Le livre est très court (130 pages environ) et nous conte l'histoire d'un militaire américain, Frank, qui revient des ravages de la guerre de Corée (donc fin 1953 si l'on veut dater l'histoire). Il a été alerté par un courrier lui disant que sa soeur, Cee, courait un grave danger. Frank va donc n'avoir de cesse que de retrouver sa soeur chérie. Sauf que Frank est noir et que, militaire ou pas, au début des années 50 aux États-Unis le peuple noir est toujours soumis à des brimades et doit se contenter de survivre par l'exploitation des Blancs. Sa traversée du territoire américain (la première donnée géographique que l'auteur nous livre est Portland et il veut rentrer dans sa Géorgie natale !) va donc se révéler un périple physique, mais également moral au travers duquel le lecteur va découvrir au fur et à mesure ce que fût la vie de cet homme, et de ses proches.
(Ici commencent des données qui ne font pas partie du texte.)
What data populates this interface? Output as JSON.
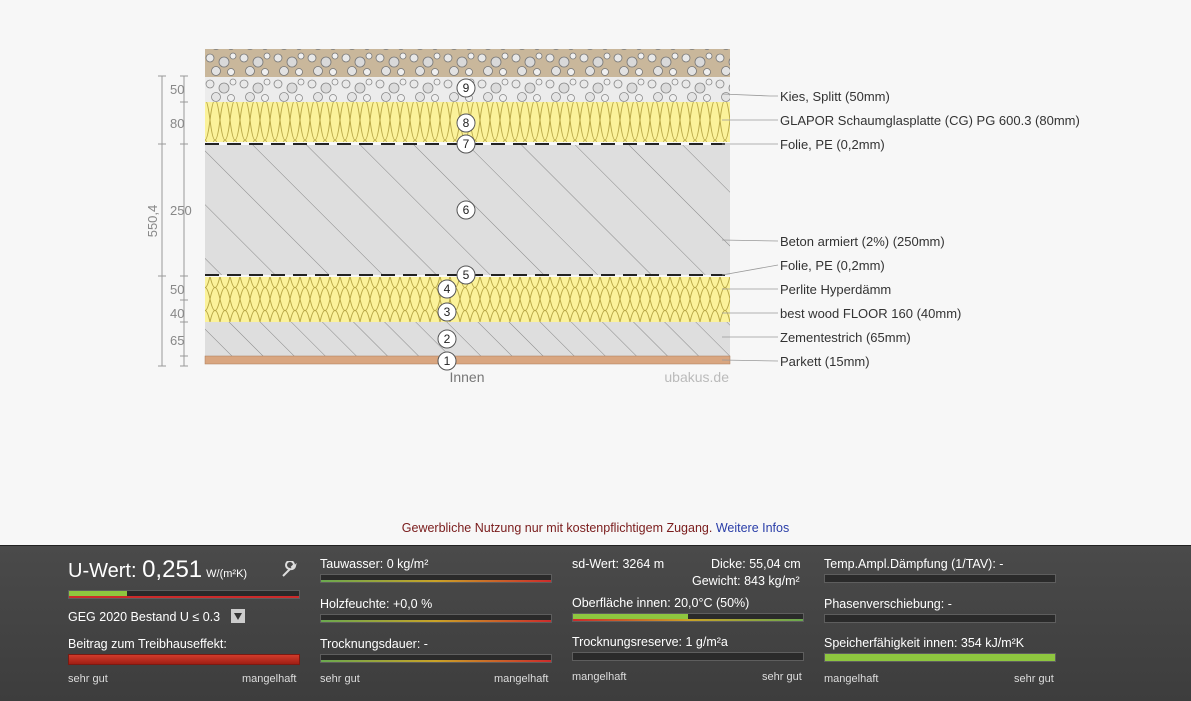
{
  "diagram": {
    "total_thickness": "550,4",
    "thickness_labels": [
      "50",
      "80",
      "250",
      "50",
      "40",
      "65"
    ],
    "inside_label": "Innen",
    "watermark": "ubakus.de",
    "layers": [
      {
        "number": "9",
        "label": "Kies, Splitt (50mm)"
      },
      {
        "number": "8",
        "label": "GLAPOR Schaumglasplatte (CG) PG 600.3 (80mm)"
      },
      {
        "number": "7",
        "label": "Folie, PE (0,2mm)"
      },
      {
        "number": "6",
        "label": "Beton armiert (2%) (250mm)"
      },
      {
        "number": "5",
        "label": "Folie, PE (0,2mm)"
      },
      {
        "number": "4",
        "label": "Perlite Hyperdämm"
      },
      {
        "number": "3",
        "label": "best wood FLOOR 160 (40mm)"
      },
      {
        "number": "2",
        "label": "Zementestrich (65mm)"
      },
      {
        "number": "1",
        "label": "Parkett (15mm)"
      }
    ]
  },
  "notice": {
    "text": "Gewerbliche Nutzung nur mit kostenpflichtigem Zugang. ",
    "link": "Weitere Infos"
  },
  "panel": {
    "u_label": "U-Wert: ",
    "u_value": "0,251",
    "u_unit": "W/(m²K)",
    "geg": "GEG 2020 Bestand U ≤ 0.3",
    "treibhaus": "Beitrag zum Treibhauseffekt:",
    "tauwasser": "Tauwasser: 0 kg/m²",
    "holzfeuchte": "Holzfeuchte: +0,0 %",
    "trocknungsdauer": "Trocknungsdauer: -",
    "sd": "sd-Wert: 3264 m",
    "dicke": "Dicke: 55,04 cm",
    "gewicht": "Gewicht: 843 kg/m²",
    "oberflaeche": "Oberfläche innen: 20,0°C (50%)",
    "trocknungsreserve": "Trocknungsreserve: 1 g/m²a",
    "tav": "Temp.Ampl.Dämpfung (1/TAV): -",
    "phasen": "Phasenverschiebung: -",
    "speicher": "Speicherfähigkeit innen: 354 kJ/m²K",
    "scale_good": "sehr gut",
    "scale_bad": "mangelhaft",
    "u_fill": 0.25,
    "oberflaeche_fill": 0.5,
    "speicher_fill": 1.0
  }
}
Le style narratif est très pudique. Rarement Morrison rentre dans des détails sordides. Mais les allusions qui parsèment le livre sont autant d'indices sur ces parcours brisés par un monde trop grand pour eux. Certains passages déclenchent ainsi des flots d'émotions palpables chez le lecteur. Néanmoins, celui-ci pourra reprocher à l'auteur son souhait de ne pas développer davantage les personnages et certains moments de la vie de ces derniers. Évidemment, il est appréciable de pouvoir se faire sa propre idée et d'imaginer ce que Morrison ne dit pas. Mais il manque assurément quelques précisions par instants pour satisfaire un lectorat, peut être trop habitué à ce qu'on lui dise quoi penser certes...

Au final un bon livre, poignant lors de certains passages, mais auquel il manque un je-ne-sais-quoi qui ne le rend pas indispensable. Dommage...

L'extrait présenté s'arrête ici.